Swedish Ericsson suffers 14% quarterly profit drop

Sluggish broadband demand in North America is hurting Ericsson, the world’s largest networks maker, which reported on Thursday a 14 per cent drop in first-quarter net profit to 1.5 billion kronor ($173 million) despite a rise in global sales. The Stockholm-based company cautioned that no immediate improvement was expected in networks operations in the United States, partly because of increased competition. Ericsson stock plunged 8 percent to 101.60 kronor in morning trading in Stockholm.

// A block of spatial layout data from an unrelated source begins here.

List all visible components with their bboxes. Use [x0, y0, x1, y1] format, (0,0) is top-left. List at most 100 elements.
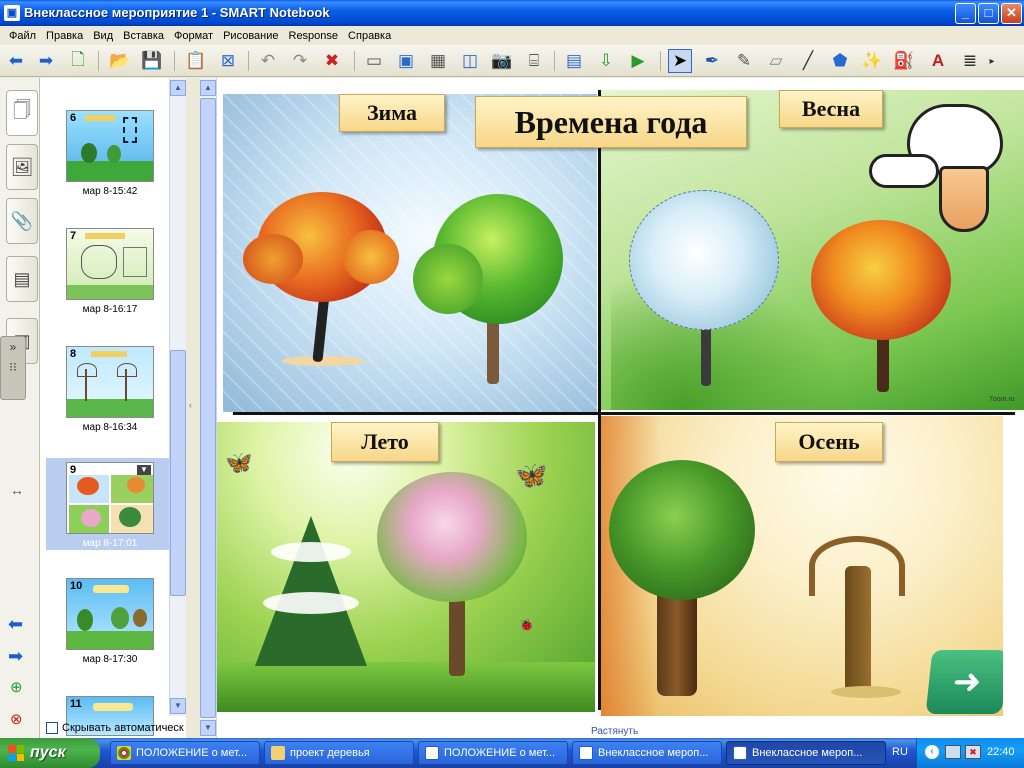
scroll-down-icon[interactable]: ▼: [170, 698, 186, 714]
taskbar-item[interactable]: ПОЛОЖЕНИЕ о мет...: [418, 741, 568, 765]
menu-help[interactable]: Справка: [343, 30, 396, 42]
auto-hide-checkbox[interactable]: [46, 722, 58, 734]
clock[interactable]: 22:40: [987, 746, 1015, 758]
menu-response[interactable]: Response: [284, 30, 344, 42]
redo-icon[interactable]: ↷: [288, 49, 312, 73]
next-page-icon[interactable]: ➡: [8, 646, 23, 667]
next-arrow-button[interactable]: ➜: [925, 650, 1003, 714]
page-sorter-scrollbar[interactable]: ▲ ▼: [169, 78, 186, 716]
taskbar: пуск ПОЛОЖЕНИЕ о мет... проект деревья П…: [0, 738, 1024, 768]
line-icon[interactable]: ╱: [796, 49, 820, 73]
menu-insert[interactable]: Вставка: [118, 30, 169, 42]
properties-icon[interactable]: ≣: [958, 49, 982, 73]
language-indicator[interactable]: RU: [892, 746, 908, 758]
eraser-icon[interactable]: ▱: [764, 49, 788, 73]
dual-page-icon[interactable]: ◫: [458, 49, 482, 73]
text-icon[interactable]: A: [926, 49, 950, 73]
canvas-scroll-up-icon[interactable]: ▲: [200, 80, 216, 96]
menu-file[interactable]: Файл: [4, 30, 41, 42]
open-folder-icon[interactable]: 📂: [108, 49, 132, 73]
notebook-file-icon: [579, 746, 593, 760]
label-spring[interactable]: Весна: [779, 90, 883, 128]
select-cursor-icon[interactable]: ➤: [668, 49, 692, 73]
fill-icon[interactable]: ⛽: [892, 49, 916, 73]
insert-file-icon[interactable]: ⇩: [594, 49, 618, 73]
taskbar-item[interactable]: проект деревья: [264, 741, 414, 765]
undo-icon[interactable]: ↶: [256, 49, 280, 73]
start-button[interactable]: пуск: [0, 738, 100, 768]
butterfly-icon: 🦋: [225, 450, 253, 475]
paste-icon[interactable]: 📋: [184, 49, 208, 73]
label-winter[interactable]: Зима: [339, 94, 445, 132]
vertical-divider: [598, 90, 601, 710]
menu-format[interactable]: Формат: [169, 30, 218, 42]
properties-tab-icon[interactable]: ▤: [6, 256, 38, 302]
delete-page-side-icon[interactable]: ⊗: [10, 710, 23, 728]
creative-pen-icon[interactable]: ✎: [732, 49, 756, 73]
network-icon[interactable]: [945, 745, 961, 759]
close-button[interactable]: ✕: [1001, 3, 1022, 24]
folder-icon: [271, 746, 285, 760]
scrollbar-thumb[interactable]: [170, 350, 186, 596]
prev-page-icon[interactable]: ⬅: [8, 614, 23, 635]
notebook-page[interactable]: 7oom.ru 🦋 🦋 🐞 ➜ Зима Времена года Весна …: [217, 90, 1024, 736]
minimize-button[interactable]: _: [955, 3, 976, 24]
maximize-button[interactable]: □: [978, 3, 999, 24]
resize-arrows-icon[interactable]: ↔: [10, 482, 24, 498]
splitter-grip-icon[interactable]: ‹: [189, 400, 192, 410]
page-sorter: 6 мар 8-15:42 7 мар 8-16:17 8 мар 8-16:3…: [40, 78, 190, 738]
label-summer[interactable]: Лето: [331, 422, 439, 462]
presentation-icon[interactable]: ▭: [362, 49, 386, 73]
menu-view[interactable]: Вид: [88, 30, 118, 42]
side-tab-strip: 🗍 🖼 📎 ▤ ▥ »⁝⁝ ↔ ⬅ ➡ ⊕ ⊗: [0, 78, 40, 738]
canvas-scrollbar[interactable]: ▲ ▼: [200, 78, 217, 738]
auto-hide-option[interactable]: Скрывать автоматическ: [46, 718, 190, 738]
splitter-bar[interactable]: ‹: [186, 78, 200, 738]
label-autumn[interactable]: Осень: [775, 422, 883, 462]
canvas-scrollbar-thumb[interactable]: [200, 98, 216, 718]
menu-bar: Файл Правка Вид Вставка Формат Рисование…: [0, 26, 1024, 45]
menu-draw[interactable]: Рисование: [218, 30, 283, 42]
insert-media-icon[interactable]: ▶: [626, 49, 650, 73]
tray-expand-icon[interactable]: ‹: [925, 745, 939, 759]
more-chevron-icon[interactable]: ▸: [986, 49, 998, 73]
back-arrow-icon[interactable]: ⬅: [4, 49, 28, 73]
screen-shade-icon[interactable]: ⊠: [216, 49, 240, 73]
magic-pen-icon[interactable]: ✨: [860, 49, 884, 73]
pen-icon[interactable]: ✒: [700, 49, 724, 73]
resize-hint[interactable]: Растянуть: [591, 726, 638, 736]
add-page-icon[interactable]: 🗋: [66, 49, 90, 73]
system-tray: ‹ ✖ 22:40: [916, 738, 1024, 768]
toolbar: ⬅ ➡ 🗋 📂 💾 📋 ⊠ ↶ ↷ ✖ ▭ ▣ ▦ ◫ 📷 ⌸ ▤ ⇩ ▶ ➤ …: [0, 45, 1024, 77]
table-icon[interactable]: ▤: [562, 49, 586, 73]
shapes-icon[interactable]: ⬟: [828, 49, 852, 73]
taskbar-item[interactable]: ПОЛОЖЕНИЕ о мет...: [110, 741, 260, 765]
watermark-text: 7oom.ru: [989, 396, 1015, 403]
app-icon: ▣: [4, 5, 20, 21]
camera-icon[interactable]: 📷: [490, 49, 514, 73]
fullscreen-icon[interactable]: ▣: [394, 49, 418, 73]
page-sorter-tab-icon[interactable]: 🗍: [6, 90, 38, 136]
window-title: Внеклассное мероприятие 1 - SMART Notebo…: [24, 5, 330, 20]
gallery-tab-icon[interactable]: 🖼: [6, 144, 38, 190]
slide-menu-dropdown-icon[interactable]: ▼: [137, 465, 151, 475]
forward-arrow-icon[interactable]: ➡: [34, 49, 58, 73]
title-bar: ▣ Внеклассное мероприятие 1 - SMART Note…: [0, 0, 1024, 26]
attachments-tab-icon[interactable]: 📎: [6, 198, 38, 244]
scroll-up-icon[interactable]: ▲: [170, 80, 186, 96]
security-alert-icon[interactable]: ✖: [965, 745, 981, 759]
save-icon[interactable]: 💾: [140, 49, 164, 73]
canvas-scroll-down-icon[interactable]: ▼: [200, 720, 216, 736]
transparent-bg-icon[interactable]: ▦: [426, 49, 450, 73]
document-camera-icon[interactable]: ⌸: [522, 49, 546, 73]
hand-pointer-icon[interactable]: [869, 96, 1019, 236]
chrome-icon: [117, 746, 131, 760]
taskbar-item-active[interactable]: Внеклассное мероп...: [726, 741, 886, 765]
taskbar-item[interactable]: Внеклассное мероп...: [572, 741, 722, 765]
add-page-side-icon[interactable]: ⊕: [10, 678, 23, 696]
menu-edit[interactable]: Правка: [41, 30, 88, 42]
delete-icon[interactable]: ✖: [320, 49, 344, 73]
panel-handle-icon[interactable]: » ⁝⁝: [0, 336, 26, 400]
page-title[interactable]: Времена года: [475, 96, 747, 148]
auto-hide-label: Скрывать автоматическ: [62, 722, 184, 734]
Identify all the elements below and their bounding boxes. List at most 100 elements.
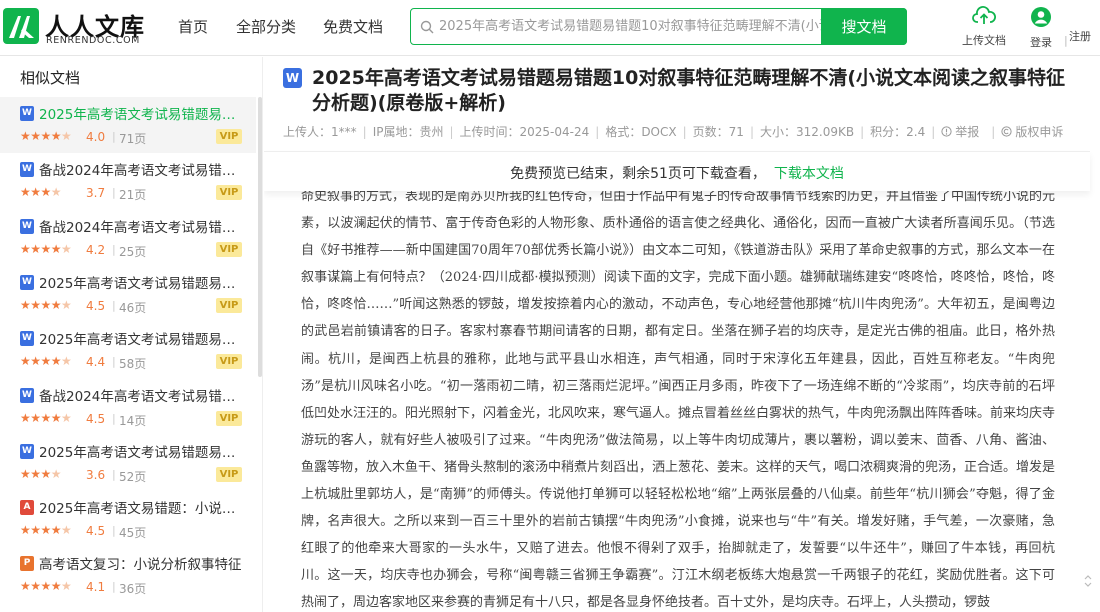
- vip-badge: VIP: [216, 354, 242, 370]
- similar-doc-title: 2025年高考语文考试易错题易错...: [39, 332, 244, 349]
- copyright-icon: [1001, 126, 1012, 137]
- similar-doc-item[interactable]: W 备战2024年高考语文考试易错题1... ★★★★ 3.7 | 21页 VIP: [0, 153, 256, 209]
- register-link[interactable]: 注册: [1069, 26, 1091, 44]
- vip-badge: VIP: [216, 241, 242, 257]
- page-count: 45页: [119, 526, 147, 541]
- rating-stars: ★★★★★: [20, 523, 72, 537]
- ppt-doc-icon: P: [20, 556, 34, 572]
- similar-doc-title: 2025年高考语文考试易错题易错...: [39, 107, 244, 123]
- similar-doc-title: 备战2024年高考语文考试易错题1...: [39, 388, 244, 405]
- meta-divider: |: [112, 298, 116, 312]
- vip-badge: VIP: [216, 185, 242, 201]
- similar-doc-meta: ★★★★★ 4.5 | 45页: [20, 523, 250, 541]
- page-count: 58页: [119, 357, 147, 372]
- word-doc-icon: W: [20, 106, 34, 121]
- meta-size: 大小：312.09KB: [759, 125, 855, 139]
- page-count: 14页: [119, 413, 147, 428]
- similar-doc-title: 备战2024年高考语文考试易错题1...: [39, 219, 244, 236]
- rating-stars: ★★★★★: [20, 129, 72, 143]
- meta-divider: |: [112, 242, 116, 256]
- half-star: ★: [50, 466, 62, 481]
- similar-doc-title: 备战2024年高考语文考试易错题1...: [39, 163, 244, 180]
- document-title: 2025年高考语文考试易错题易错题10对叙事特征范畴理解不清(小说文本阅读之叙事…: [312, 67, 1066, 114]
- similar-doc-title: 2025年高考语文易错题：小说文...: [39, 501, 244, 518]
- rating-value: 4.5: [86, 411, 106, 426]
- nav-home[interactable]: 首页: [178, 16, 208, 37]
- sidebar-scrollbar[interactable]: [258, 97, 262, 377]
- rating-value: 3.7: [86, 186, 106, 201]
- upload-label: 上传文档: [962, 34, 1006, 47]
- logo-mark-icon: [3, 8, 39, 44]
- similar-doc-title: 高考语文复习：小说分析叙事特征: [39, 557, 242, 574]
- search-input[interactable]: [439, 15, 824, 38]
- document-meta: 上传人：1*** | IP属地：贵州 | 上传时间：2025-04-24 | 格式：DOCX…: [283, 123, 1075, 139]
- page-count: 36页: [119, 582, 147, 597]
- meta-divider: |: [112, 411, 116, 425]
- similar-doc-item[interactable]: A 2025年高考语文易错题：小说文... ★★★★★ 4.5 | 45页: [0, 491, 256, 547]
- full-stars: ★★★: [20, 466, 51, 481]
- meta-upload-time: 上传时间：2025-04-24: [459, 125, 590, 139]
- vip-badge: VIP: [216, 129, 242, 144]
- similar-doc-title: 2025年高考语文考试易错题易错...: [39, 275, 244, 292]
- half-star: ★: [61, 241, 72, 256]
- page-count: 25页: [119, 244, 147, 259]
- report-icon: [941, 126, 952, 137]
- half-star: ★: [61, 129, 72, 143]
- vip-badge: VIP: [216, 466, 242, 482]
- similar-doc-meta: ★★★★★ 4.5 | 14页 VIP: [20, 410, 250, 428]
- meta-divider: |: [112, 467, 116, 481]
- rating-stars: ★★★★★: [20, 410, 72, 425]
- similar-doc-meta: ★★★★★ 4.2 | 25页 VIP: [20, 241, 250, 259]
- similar-doc-meta: ★★★★ 3.7 | 21页 VIP: [20, 185, 250, 202]
- half-star: ★: [61, 579, 72, 594]
- report-link[interactable]: 举报: [941, 125, 985, 139]
- search-icon: [420, 19, 434, 38]
- similar-doc-meta: ★★★★★ 4.0 | 71页 VIP: [20, 129, 250, 146]
- similar-doc-title: 2025年高考语文考试易错题易错...: [39, 444, 244, 461]
- similar-doc-item[interactable]: W 备战2024年高考语文考试易错题1... ★★★★★ 4.5 | 14页 VIP: [0, 379, 256, 435]
- similar-doc-meta: ★★★★ 3.6 | 52页 VIP: [20, 466, 250, 484]
- register-label: 注册: [1069, 30, 1091, 43]
- half-star: ★: [61, 297, 72, 312]
- word-doc-icon: W: [20, 218, 34, 234]
- search-button[interactable]: 搜文档: [821, 7, 907, 45]
- document-body-text: 命史叙事的方式，表现的是南苏贝所我的红色传奇，但由于作品中有鬼子的传奇故事情节线…: [301, 189, 1056, 611]
- similar-doc-item[interactable]: P 高考语文复习：小说分析叙事特征 ★★★★★ 4.1 | 36页: [0, 547, 256, 603]
- site-logo[interactable]: 人人文库 RENRENDOC.COM: [3, 7, 153, 49]
- word-doc-icon: W: [20, 387, 34, 403]
- full-stars: ★★★★: [20, 410, 62, 425]
- nav-all-categories[interactable]: 全部分类: [236, 16, 296, 37]
- similar-doc-meta: ★★★★★ 4.1 | 36页: [20, 579, 250, 597]
- rating-value: 4.5: [86, 524, 106, 539]
- similar-doc-item[interactable]: W 2025年高考语文考试易错题易错... ★★★★★ 4.5 | 46页 VIP: [0, 266, 256, 322]
- full-stars: ★★★★: [20, 297, 62, 312]
- meta-divider: |: [112, 580, 116, 594]
- rating-stars: ★★★★★: [20, 579, 72, 594]
- user-avatar-icon: [1031, 7, 1051, 27]
- header-separator: |: [1064, 34, 1068, 47]
- similar-doc-meta: ★★★★★ 4.5 | 46页 VIP: [20, 297, 250, 315]
- page-count: 46页: [119, 300, 147, 315]
- nav-free-docs[interactable]: 免费文档: [323, 16, 383, 37]
- similar-doc-item[interactable]: W 2025年高考语文考试易错题易错... ★★★★ 3.6 | 52页 VIP: [0, 435, 256, 491]
- page-scroll-arrow[interactable]: [1084, 573, 1092, 589]
- login-button[interactable]: 登录: [1030, 6, 1052, 50]
- similar-doc-item[interactable]: W 备战2024年高考语文考试易错题1... ★★★★★ 4.2 | 25页 VIP: [0, 210, 256, 266]
- rating-value: 3.6: [86, 467, 106, 482]
- rating-stars: ★★★★: [20, 185, 62, 200]
- preview-ended-banner: 免费预览已结束，剩余51页可下载查看， 下载本文档: [264, 151, 1090, 191]
- word-doc-icon: W: [20, 162, 34, 178]
- half-star: ★: [61, 410, 72, 425]
- download-doc-link[interactable]: 下载本文档: [774, 163, 844, 183]
- upload-doc-button[interactable]: 上传文档: [962, 6, 1006, 48]
- rating-stars: ★★★★★: [20, 241, 72, 256]
- half-star: ★: [50, 185, 62, 200]
- logo-domain: RENRENDOC.COM: [46, 35, 140, 46]
- meta-points: 积分：2.4: [870, 125, 926, 139]
- copyright-link[interactable]: 版权申诉: [1001, 125, 1069, 139]
- similar-doc-item[interactable]: W 2025年高考语文考试易错题易错... ★★★★★ 4.0 | 71页 VIP: [0, 97, 256, 153]
- word-doc-icon: W: [283, 68, 302, 88]
- full-stars: ★★★★: [20, 129, 62, 143]
- similar-doc-item[interactable]: W 2025年高考语文考试易错题易错... ★★★★★ 4.4 | 58页 VIP: [0, 322, 256, 378]
- meta-divider: |: [112, 186, 116, 200]
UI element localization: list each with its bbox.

Revenue increased 13 percent to 53.5 billion kronor ($6.2 billion) in the first quarter, driven by strong demand in India and North East Asia. It signed 27 professional services contracts in the period, including “a major multi-country contract in Europe,” it said. CEO Hans Vestberg said the company would continue to save costs, announcing 850 new job cuts in Sweden, bringing the total to more than 3,000. He said Ericsson would continue “to proactively identify efficiency opportunities,” with a 9-billion-kronor savings program fully implemented by 2017. The company said it expects the continuation of “the fast pace of 4G deployments in mainland China,” where sales grew 23 percent in the period.

Latin America, which accounts for less than 5 percent of Ericsson’s sales, was the only region to show a drop in sales of 3 per cent while sales were flat in its largest market, the United States, which makes up more than 12 percent of the company’s trade.